By Mary Whitfill, editor-in-chief
In an attempt to connect business-savvy students across fields, Global Week (GEW) will wrap up tonight with its biggest event, NEXPO, a university-wide exhibition used to showcase student ventures and connect innovators with alumni and accelerator programs. Hosted by the Center for Entrepreneurship Education (CEE) and sponsored by student-lead entrepreneurship organizations, GEW featured speakers, workshops and panels throughout the week.
“NEXPO is the culmination of everything that is happening in Northeastern’s entrepreneurship ecosystem right now,” Nick Naraghi, senior finance major and CEO of IDEA, Northeastern’s student-run venture accelerator, said. “With alumni, faculty and student entrepreneurs, the leaders of our student organizations and university programs and hundreds of attendees from the Boston area, it is an awesome opportunity to show off Northeastern as a serious force in the world of innovation. It’s also an opportunity for companies and projects to meet potential investors, partners, co-founders and employees.”

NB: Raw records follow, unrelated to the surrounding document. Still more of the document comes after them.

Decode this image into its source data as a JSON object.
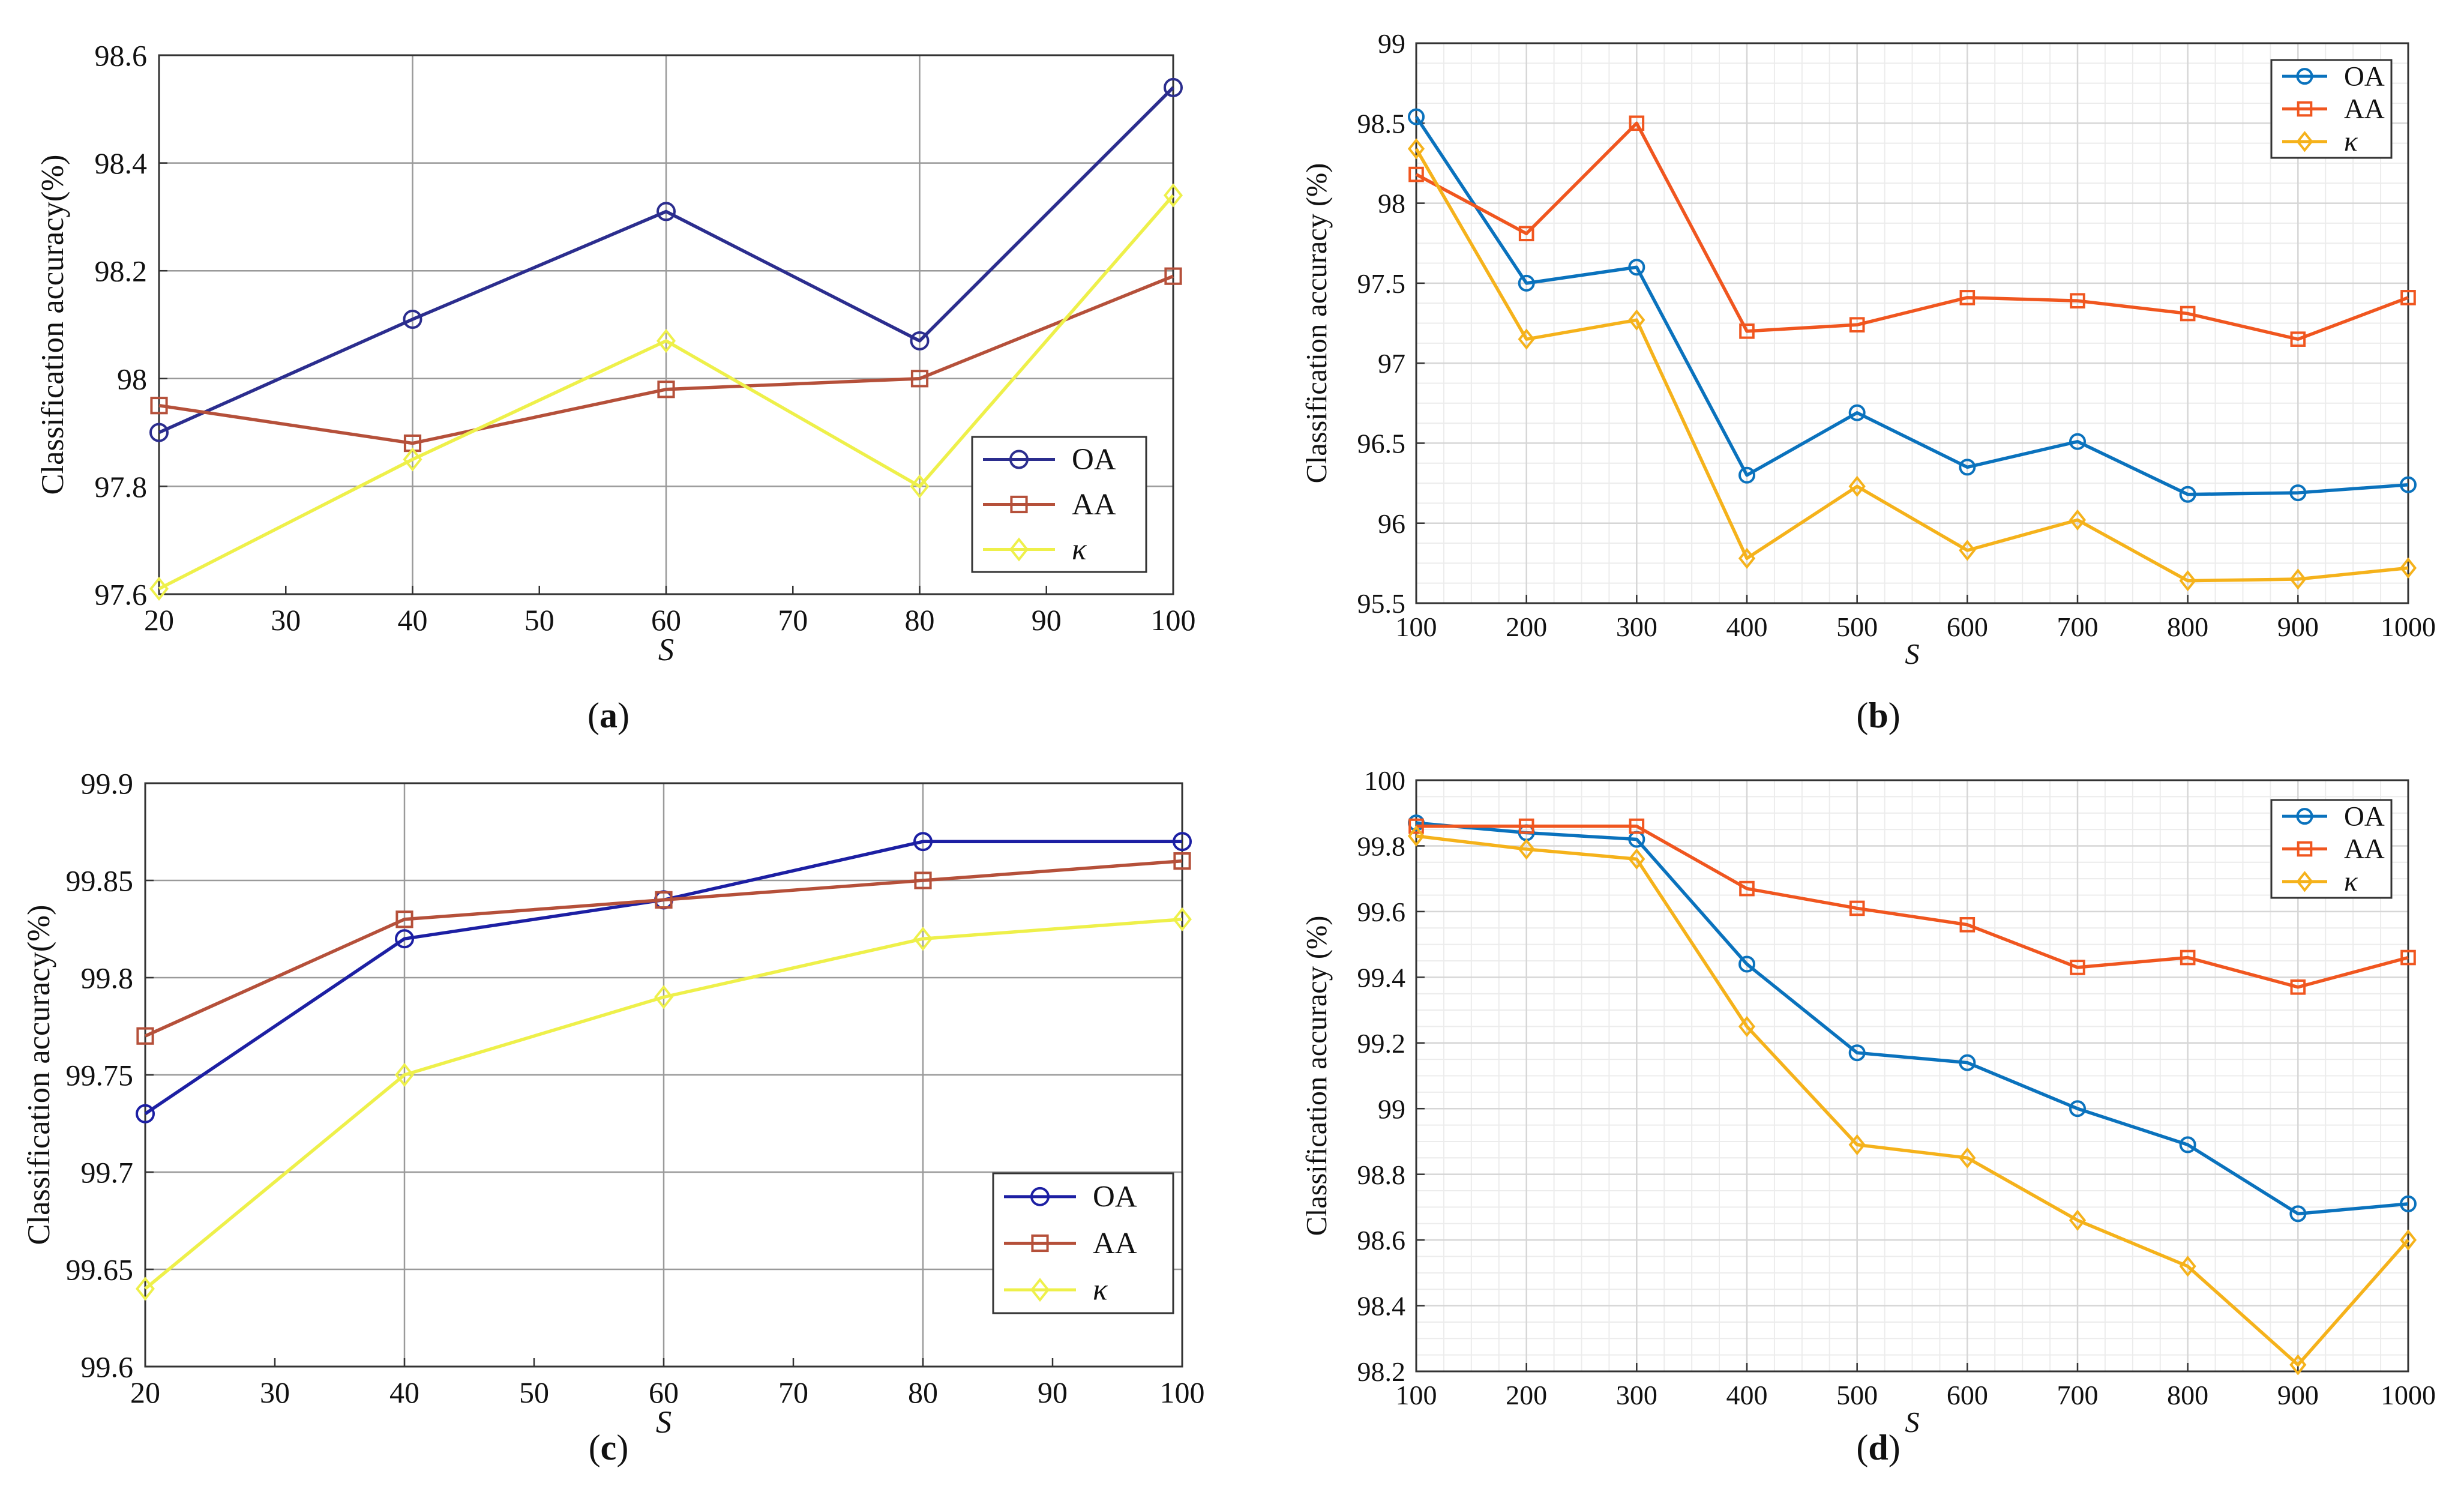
{
  "figure": {
    "panel_labels": [
      {
        "letter": "a"
      },
      {
        "letter": "b"
      },
      {
        "letter": "c"
      },
      {
        "letter": "d"
      }
    ]
  },
  "chart_data": [
    {
      "type": "line",
      "panel": "a",
      "xlabel": "S",
      "ylabel": "Classification accuracy(%)",
      "x": [
        20,
        40,
        60,
        80,
        100
      ],
      "xlim": [
        20,
        100
      ],
      "ylim": [
        97.6,
        98.6
      ],
      "xticks": [
        20,
        30,
        40,
        50,
        60,
        70,
        80,
        90,
        100
      ],
      "yticks": [
        97.6,
        97.8,
        98,
        98.2,
        98.4,
        98.6
      ],
      "ytick_labels": [
        "97.6",
        "97.8",
        "98",
        "98.2",
        "98.4",
        "98.6"
      ],
      "grid": "major",
      "legend_position": "bottom-right",
      "series": [
        {
          "name": "OA",
          "marker": "circle",
          "color": "#2b2d8e",
          "values": [
            97.9,
            98.11,
            98.31,
            98.07,
            98.54
          ]
        },
        {
          "name": "AA",
          "marker": "square",
          "color": "#b5503a",
          "values": [
            97.95,
            97.88,
            97.98,
            98.0,
            98.19
          ]
        },
        {
          "name": "κ",
          "marker": "diamond",
          "color": "#eef04a",
          "values": [
            97.61,
            97.85,
            98.07,
            97.8,
            98.34
          ]
        }
      ]
    },
    {
      "type": "line",
      "panel": "b",
      "xlabel": "S",
      "ylabel": "Classification accuracy (%)",
      "x": [
        100,
        200,
        300,
        400,
        500,
        600,
        700,
        800,
        900,
        1000
      ],
      "xlim": [
        100,
        1000
      ],
      "ylim": [
        95.5,
        99
      ],
      "xticks": [
        100,
        200,
        300,
        400,
        500,
        600,
        700,
        800,
        900,
        1000
      ],
      "yticks": [
        95.5,
        96,
        96.5,
        97,
        97.5,
        98,
        98.5,
        99
      ],
      "ytick_labels": [
        "95.5",
        "96",
        "96.5",
        "97",
        "97.5",
        "98",
        "98.5",
        "99"
      ],
      "grid": "fine",
      "legend_position": "top-right",
      "series": [
        {
          "name": "OA",
          "marker": "circle",
          "color": "#0a72bd",
          "values": [
            98.54,
            97.5,
            97.6,
            96.3,
            96.69,
            96.35,
            96.51,
            96.18,
            96.19,
            96.24
          ]
        },
        {
          "name": "AA",
          "marker": "square",
          "color": "#f0561f",
          "values": [
            98.18,
            97.81,
            98.5,
            97.2,
            97.24,
            97.41,
            97.39,
            97.31,
            97.15,
            97.41
          ]
        },
        {
          "name": "κ",
          "marker": "diamond",
          "color": "#f5b21b",
          "values": [
            98.34,
            97.15,
            97.27,
            95.78,
            96.23,
            95.83,
            96.02,
            95.64,
            95.65,
            95.72
          ]
        }
      ]
    },
    {
      "type": "line",
      "panel": "c",
      "xlabel": "S",
      "ylabel": "Classification accuracy(%)",
      "x": [
        20,
        40,
        60,
        80,
        100
      ],
      "xlim": [
        20,
        100
      ],
      "ylim": [
        99.6,
        99.9
      ],
      "xticks": [
        20,
        30,
        40,
        50,
        60,
        70,
        80,
        90,
        100
      ],
      "yticks": [
        99.6,
        99.65,
        99.7,
        99.75,
        99.8,
        99.85,
        99.9
      ],
      "ytick_labels": [
        "99.6",
        "99.65",
        "99.7",
        "99.75",
        "99.8",
        "99.85",
        "99.9"
      ],
      "grid": "major",
      "legend_position": "bottom-right",
      "series": [
        {
          "name": "OA",
          "marker": "circle",
          "color": "#1c1fa3",
          "values": [
            99.73,
            99.82,
            99.84,
            99.87,
            99.87
          ]
        },
        {
          "name": "AA",
          "marker": "square",
          "color": "#b5503a",
          "values": [
            99.77,
            99.83,
            99.84,
            99.85,
            99.86
          ]
        },
        {
          "name": "κ",
          "marker": "diamond",
          "color": "#eef04a",
          "values": [
            99.64,
            99.75,
            99.79,
            99.82,
            99.83
          ]
        }
      ]
    },
    {
      "type": "line",
      "panel": "d",
      "xlabel": "S",
      "ylabel": "Classification accuracy (%)",
      "x": [
        100,
        200,
        300,
        400,
        500,
        600,
        700,
        800,
        900,
        1000
      ],
      "xlim": [
        100,
        1000
      ],
      "ylim": [
        98.2,
        100
      ],
      "xticks": [
        100,
        200,
        300,
        400,
        500,
        600,
        700,
        800,
        900,
        1000
      ],
      "yticks": [
        98.2,
        98.4,
        98.6,
        98.8,
        99,
        99.2,
        99.4,
        99.6,
        99.8,
        100
      ],
      "ytick_labels": [
        "98.2",
        "98.4",
        "98.6",
        "98.8",
        "99",
        "99.2",
        "99.4",
        "99.6",
        "99.8",
        "100"
      ],
      "grid": "fine",
      "legend_position": "top-right",
      "series": [
        {
          "name": "OA",
          "marker": "circle",
          "color": "#0a72bd",
          "values": [
            99.87,
            99.84,
            99.82,
            99.44,
            99.17,
            99.14,
            99.0,
            98.89,
            98.68,
            98.71
          ]
        },
        {
          "name": "AA",
          "marker": "square",
          "color": "#f0561f",
          "values": [
            99.86,
            99.86,
            99.86,
            99.67,
            99.61,
            99.56,
            99.43,
            99.46,
            99.37,
            99.46
          ]
        },
        {
          "name": "κ",
          "marker": "diamond",
          "color": "#f5b21b",
          "values": [
            99.83,
            99.79,
            99.76,
            99.25,
            98.89,
            98.85,
            98.66,
            98.52,
            98.22,
            98.6
          ]
        }
      ]
    }
  ]
}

NEXPO will serve as a showcase for student and alumni ventures, as well as a networking platform for student entrepreneurs to connect with fellow business-minded people. The event, held in the Cabot Center, is open to entrepreneurs across the board, from professionals looking to dish out advice, to students who are in the beginning stages of fostering an idea.
“The idea is that we can engage students who are already currently involved and kind of offer some things to educate them about other opportunities, and then ideally to showcase what we are doing and hope to inform new members of the Northeastern community that may not know about the cool ventures we have,” Lauren Dibble, manager of marketing and mentor programs for CEE, said. “We are very, very excited about NEXPO, it is such a big deal. It is all of Northeastern’s ventures… it is meant to be the ultimate way to highlight everything that is happening and celebrate global innovation.”
Earlier in the week, CEE hosted an entrepreneurship and innovation research seminar, featuring Professors P. Devereaux (Dev) and Jennifer Jennings from the University of Alberta School of Business. Laura Benedict, a third-year work study in the Entrepreneurship and Innovation Group within the D’Amore-McKim School of Business, attended the event and spoke to the benefits of GEW as a whole.
“I think it’s an incredible opportunity for Northeastern to showcase its groundbreaking leadership in the field as one of the leading centers for social entrepreneurship in the country,” Benedict, an international affairs and economics major with a minor in social entrepreneurship, said. “I think it’s a great opportunity for new professors to showcase their work in the space, and also to showcase student achievements in the field.”
GEW, a worldwide movement in 125 countries, is designed to help people explore their potential as self-starters and innovators. Although Northeastern has participated in the program since 2008, this is only the second year CEE has spearheaded the management of the events CEE was created in 2012 as part of the $5 million donation investment made to the business school by alumnus Alan McKim and serves as a channel for entrepreneurial-minded students.
“CEE supports all of the student-lead entrepreneurship groups and all of the entrepreneurship classes for the minor with funds and with investors to help us hit the next milestone,” IDEA Communications Officer Ben Bungert said. “They really do open the doors for us to create and foster business relationships.”
The CEE faculty board consists of professors and other NU faculty members from various programs in the university, including representatives of engineering, music, biology, computer science and more.
“We keep trying to to push entrepreneurship as something not just for business [students],” Bungert said. “Anyone can be an entrepreneur and anyone can be an innovator, so we celebrate anyone that has an idea they want to express or a passion they want to follow in their own field. Just because the entrepreneurship minor is housed in the business school doesn’t mean it’s just for business students.”
The Center supports students using a three-fold structure, aiming to educate entrepreneurs, incubate ventures and launch successful businesses. CEE offers classes, bootcamps for alumni, speaker series and other opportunities beyond traditional classroom learning, according to Dibble.
“The piece that excites me the most is the ‘incubate’ piece,” Dan Gregory, co-director of CEE, said. “We have students heavily engaged in actually running that function. Student-lead IDEA, student-lead SCOUT… even engineering and computer science are talking about all the different ways students can get involved. It’s not just a bunch of staff helping students, it is a really rich peer-to-peer exchange.”
After an idea has been “incubated,” CEE provides mentors and helps to create an investor network in the “launch” part of the program.
“Obviously Northeastern places a big premium on experiential education and most of that is around co-op, but this is sort of a middl tier of experiential education,” Gregory said. “The experience that trying to start your own venture while you are still in classes, or on co-op, creates this middle tier of experience for entrepreneurs which is very, very unusual. The students are really coming to grips with the challenges of building enterprises.”